Political science student Kong Raiya (right) leaves the Phnom Penh Municipal Court yesterday after a court appearance to face charges of incitement.
Political science student Kong Raiya (right) leaves the Phnom Penh Municipal Court yesterday after a court appearance to face charges of incitement. Hong Menea

‘No intention to incite’

A first-year university student arrested for calling for a “colour revolution” on Facebook says he did not intend for his message to incite a government overthrow and wants to be released from prison to continue his studies.

Kong Raiya, 25, yesterday spoke to the Post at the Phnom Penh Municipal Court after his scheduled questioning was delayed because his lawyer was absent.

The seventh child in a family of nine, Raiya was arrested on August 20 outside Khemarak University, where he studies political science.

He has been charged with incitement and faces up to two years in prison for allegedly posting a Facebook comment daring people to “launch the colour revolution” in order to “change the cheap regime running Cambodian society”.

Yesterday, prior to returning to Prey Sar prison, he acknowledged he had made the post on his personal account but said it was merely “personal expression” and not intended to topple the government.

“I have only expressed my own opinions and ideas, which are guaranteed by the Cambodian Constitution.

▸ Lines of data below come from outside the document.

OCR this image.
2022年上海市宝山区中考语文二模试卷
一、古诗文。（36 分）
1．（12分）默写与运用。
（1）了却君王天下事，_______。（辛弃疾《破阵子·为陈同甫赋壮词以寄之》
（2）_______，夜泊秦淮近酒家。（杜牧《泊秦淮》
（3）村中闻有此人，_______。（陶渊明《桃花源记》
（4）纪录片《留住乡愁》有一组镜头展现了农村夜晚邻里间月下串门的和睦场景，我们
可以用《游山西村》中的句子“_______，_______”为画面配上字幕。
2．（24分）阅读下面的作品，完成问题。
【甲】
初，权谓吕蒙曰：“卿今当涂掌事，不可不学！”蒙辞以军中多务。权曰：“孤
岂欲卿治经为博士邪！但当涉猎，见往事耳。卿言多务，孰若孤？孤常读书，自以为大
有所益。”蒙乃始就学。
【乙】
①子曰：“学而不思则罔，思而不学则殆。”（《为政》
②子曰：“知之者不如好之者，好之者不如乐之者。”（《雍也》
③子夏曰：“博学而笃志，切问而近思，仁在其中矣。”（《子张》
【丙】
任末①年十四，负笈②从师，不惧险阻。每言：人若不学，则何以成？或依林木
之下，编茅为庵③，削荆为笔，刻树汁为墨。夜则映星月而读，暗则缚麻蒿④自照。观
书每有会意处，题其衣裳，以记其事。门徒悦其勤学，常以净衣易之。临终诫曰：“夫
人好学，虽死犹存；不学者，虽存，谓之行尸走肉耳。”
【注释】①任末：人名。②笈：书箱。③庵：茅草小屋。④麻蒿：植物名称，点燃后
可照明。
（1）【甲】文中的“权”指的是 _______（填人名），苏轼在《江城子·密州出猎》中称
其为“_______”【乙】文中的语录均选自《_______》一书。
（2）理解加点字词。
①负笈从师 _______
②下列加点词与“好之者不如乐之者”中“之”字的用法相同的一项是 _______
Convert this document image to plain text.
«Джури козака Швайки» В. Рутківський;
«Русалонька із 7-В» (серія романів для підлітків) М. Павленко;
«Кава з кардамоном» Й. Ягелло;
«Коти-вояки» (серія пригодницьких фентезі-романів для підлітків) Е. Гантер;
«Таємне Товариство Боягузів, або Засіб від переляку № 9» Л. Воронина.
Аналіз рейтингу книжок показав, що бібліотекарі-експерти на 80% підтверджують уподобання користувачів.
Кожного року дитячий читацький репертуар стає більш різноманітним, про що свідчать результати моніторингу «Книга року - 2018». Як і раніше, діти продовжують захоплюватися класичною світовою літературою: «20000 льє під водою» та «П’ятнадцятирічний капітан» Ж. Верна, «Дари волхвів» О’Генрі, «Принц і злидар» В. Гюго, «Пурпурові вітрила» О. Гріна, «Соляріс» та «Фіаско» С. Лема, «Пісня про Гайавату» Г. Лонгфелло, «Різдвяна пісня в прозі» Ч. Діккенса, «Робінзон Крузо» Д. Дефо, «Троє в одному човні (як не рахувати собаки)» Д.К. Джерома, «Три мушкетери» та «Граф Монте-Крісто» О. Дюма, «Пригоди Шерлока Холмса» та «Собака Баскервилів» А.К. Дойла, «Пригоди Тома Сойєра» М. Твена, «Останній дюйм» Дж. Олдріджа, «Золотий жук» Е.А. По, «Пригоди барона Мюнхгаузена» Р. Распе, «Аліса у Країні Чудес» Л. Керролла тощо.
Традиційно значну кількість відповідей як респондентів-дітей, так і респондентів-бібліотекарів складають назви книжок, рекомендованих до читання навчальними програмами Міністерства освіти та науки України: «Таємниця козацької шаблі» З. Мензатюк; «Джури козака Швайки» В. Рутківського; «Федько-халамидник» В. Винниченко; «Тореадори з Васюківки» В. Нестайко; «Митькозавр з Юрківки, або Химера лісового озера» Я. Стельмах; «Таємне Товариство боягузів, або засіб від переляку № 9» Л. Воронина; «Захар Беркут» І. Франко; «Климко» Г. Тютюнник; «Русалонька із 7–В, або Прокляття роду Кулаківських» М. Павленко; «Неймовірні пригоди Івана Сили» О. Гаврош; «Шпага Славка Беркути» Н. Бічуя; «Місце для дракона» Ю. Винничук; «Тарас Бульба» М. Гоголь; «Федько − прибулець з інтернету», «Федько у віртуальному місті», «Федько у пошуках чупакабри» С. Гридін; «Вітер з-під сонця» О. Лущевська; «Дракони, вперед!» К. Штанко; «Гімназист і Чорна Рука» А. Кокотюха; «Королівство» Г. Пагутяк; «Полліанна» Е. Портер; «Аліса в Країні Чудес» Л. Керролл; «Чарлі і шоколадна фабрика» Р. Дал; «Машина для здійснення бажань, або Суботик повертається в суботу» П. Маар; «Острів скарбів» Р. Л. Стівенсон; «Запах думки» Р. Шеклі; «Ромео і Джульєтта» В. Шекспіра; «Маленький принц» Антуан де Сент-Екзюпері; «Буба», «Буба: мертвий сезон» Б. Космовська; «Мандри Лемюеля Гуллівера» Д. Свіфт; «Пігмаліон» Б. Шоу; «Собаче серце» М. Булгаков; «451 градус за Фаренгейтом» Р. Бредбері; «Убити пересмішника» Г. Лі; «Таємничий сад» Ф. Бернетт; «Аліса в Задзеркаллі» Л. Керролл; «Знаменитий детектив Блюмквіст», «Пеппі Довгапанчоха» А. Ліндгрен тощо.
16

I did not break the law,” Raiya, also a member of the Khmer Angkor Youth, said.

Further explaining the term “colour revolution”, he said: “I wanted to refer to a non-violent strike, the gathering or meeting of people to hold a non-violent demonstration or strike.

“I had no intention to incite people against the government,” Raiya said. He also said that he felt his arrest set a precedent to crack down on non-violent demonstrators.

“I think that if the royal government and the court can arrest and sentence me over allegations of using these words of colour revolution, they will also arrest all people who have held non-violent protests or non-violent demonstrations and send them to court for trial, too,” he said.

He said he had asked the investigating judge to release him.

Raiya’s father, 67-year-old Kang Kong of Kampong Cham province’s Kong Meas district, also appealed for his son’s release.

“My son is a good son; he is gentle, diligent and works hard to learn,” Kong said.

“He is a nationalist and loves his country and people. He has only expressed his opinion on his Facebook.”

Raiya’s lawyer, Sam Sokong, said he would submit a bail application next week.

He said his client was an easy target as a poor and politically unconnected student.